Now, these hormones can be elevated for obvious reasons. Overeating, the consumption of junk food, consistent snacking between meals etc. will all drive both blood sugar and therefore insulin levels up as well. But, for those with insulin resistant conditions, these two hormones can be triggered extremely easily, even by seemingly healthy meal choices. Crux of the story? Lipolysis can be incredibly challenging for anyone with blood sugar and insulin regulation issues. You may even consume a seemingly perfect diet and not overeat, but still have difficulty achieving lipolysis and metabolic flexibility.

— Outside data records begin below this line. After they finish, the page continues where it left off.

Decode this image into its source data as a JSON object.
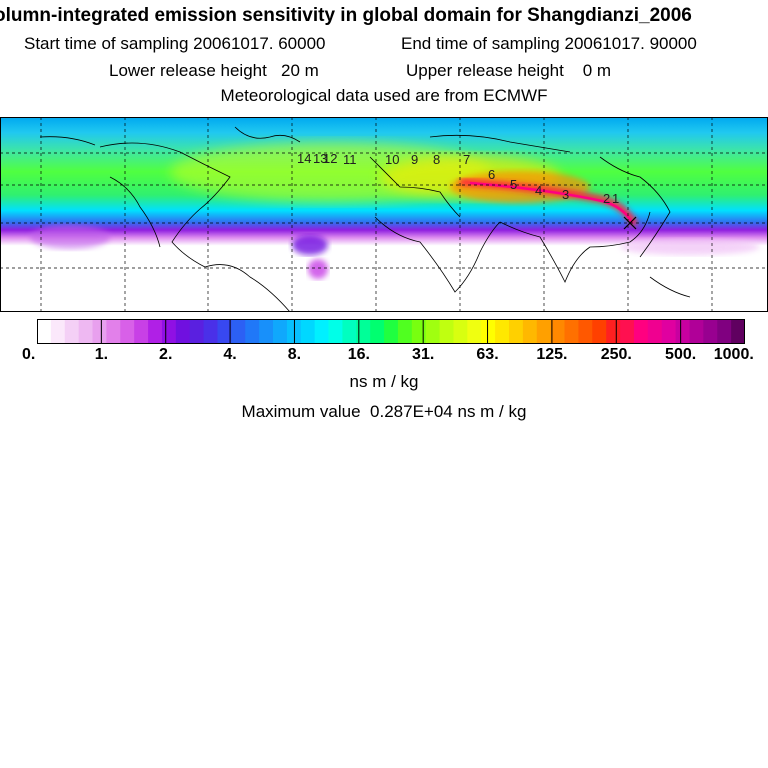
{
  "header": {
    "title": "olumn-integrated emission sensitivity in global domain for Shangdianzi_2006",
    "start_label": "Start time of sampling",
    "start_value": "20061017. 60000",
    "end_label": "End time of sampling",
    "end_value": "20061017. 90000",
    "lower_label": "Lower release height",
    "lower_value": "20 m",
    "upper_label": "Upper release height",
    "upper_value": "0 m",
    "met_line": "Meteorological data used are from ECMWF"
  },
  "map": {
    "trajectory_labels": [
      "14",
      "13",
      "12",
      "11",
      "10",
      "9",
      "8",
      "7",
      "6",
      "5",
      "4",
      "3",
      "2",
      "1"
    ],
    "receptor_marker": "x"
  },
  "colorbar": {
    "tick_labels": [
      "0.",
      "1.",
      "2.",
      "4.",
      "8.",
      "16.",
      "31.",
      "63.",
      "125.",
      "250.",
      "500.",
      "1000."
    ],
    "colors": [
      "#ffffff",
      "#fbe8fb",
      "#f4d0f6",
      "#eeb8f2",
      "#e8a0ee",
      "#e280ea",
      "#d860e8",
      "#c840e6",
      "#b020e6",
      "#9010e4",
      "#7010e0",
      "#5a20e0",
      "#4a30e8",
      "#3848f0",
      "#2c60f4",
      "#2078f8",
      "#1890fa",
      "#10a8fc",
      "#08c0fe",
      "#00d8ff",
      "#00f0ff",
      "#00ffe8",
      "#00ffc0",
      "#00ff98",
      "#00ff70",
      "#20ff40",
      "#50ff20",
      "#78ff10",
      "#a0ff10",
      "#c0ff10",
      "#d8ff10",
      "#f0ff10",
      "#ffff00",
      "#ffe800",
      "#ffd000",
      "#ffb800",
      "#ffa000",
      "#ff8800",
      "#ff7000",
      "#ff5800",
      "#ff4000",
      "#ff2020",
      "#ff1050",
      "#ff0080",
      "#f00090",
      "#e000a0",
      "#c800a0",
      "#b00098",
      "#980090",
      "#800080",
      "#600060"
    ],
    "units": "ns m / kg"
  },
  "footer": {
    "max_label": "Maximum value",
    "max_value": "0.287E+04",
    "max_units": "ns m / kg"
  }
}
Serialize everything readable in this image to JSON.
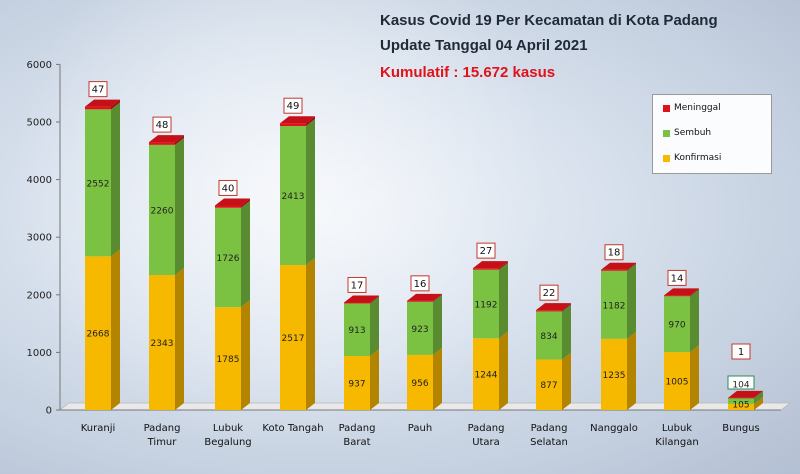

We wrote this blog because many of our clients find that understanding this concept really helps them understand fat loss better. We hope it brings some clarity to you as well. If you are concerned about your perceived ‘lack of’ metabolic flexibility, here are some tips that we’ll close on:
- Make sure your meals contain protein. That they aren’t purely carbohydrates on a plate. E.g. a sandwich with vegemite? Note going to cut it for lunch.
- Make sure you eat proper meals, with a break in between of at least 4 hours to allow time to digest and time for blood sugar and insulin levels to decrease.
- ensure that breaks are actual breaks; remember anything with flavour (including tea and coffee) has the ability to trigger a hormonal response in the body i.e. stimulate blood sugar levels.
- Move more. Exercise does stimulate lipolysis. But its also natural for us to move. We are designed to eat and move not eat and be sedentary.
- Don’t eat a really large meal at night especially one with dessert. The overnight ‘fast’ we naturally attain when we sleep is a good opportunity for fat burning.
- Drink water. Not sugary crap. Plus, being hydrated increases the efficiency of the body on all levels.
- Finally, if you are still struggling with weight management or fat loss to a healthy range, consult a professional as insulin resistant conditions require tailored advice.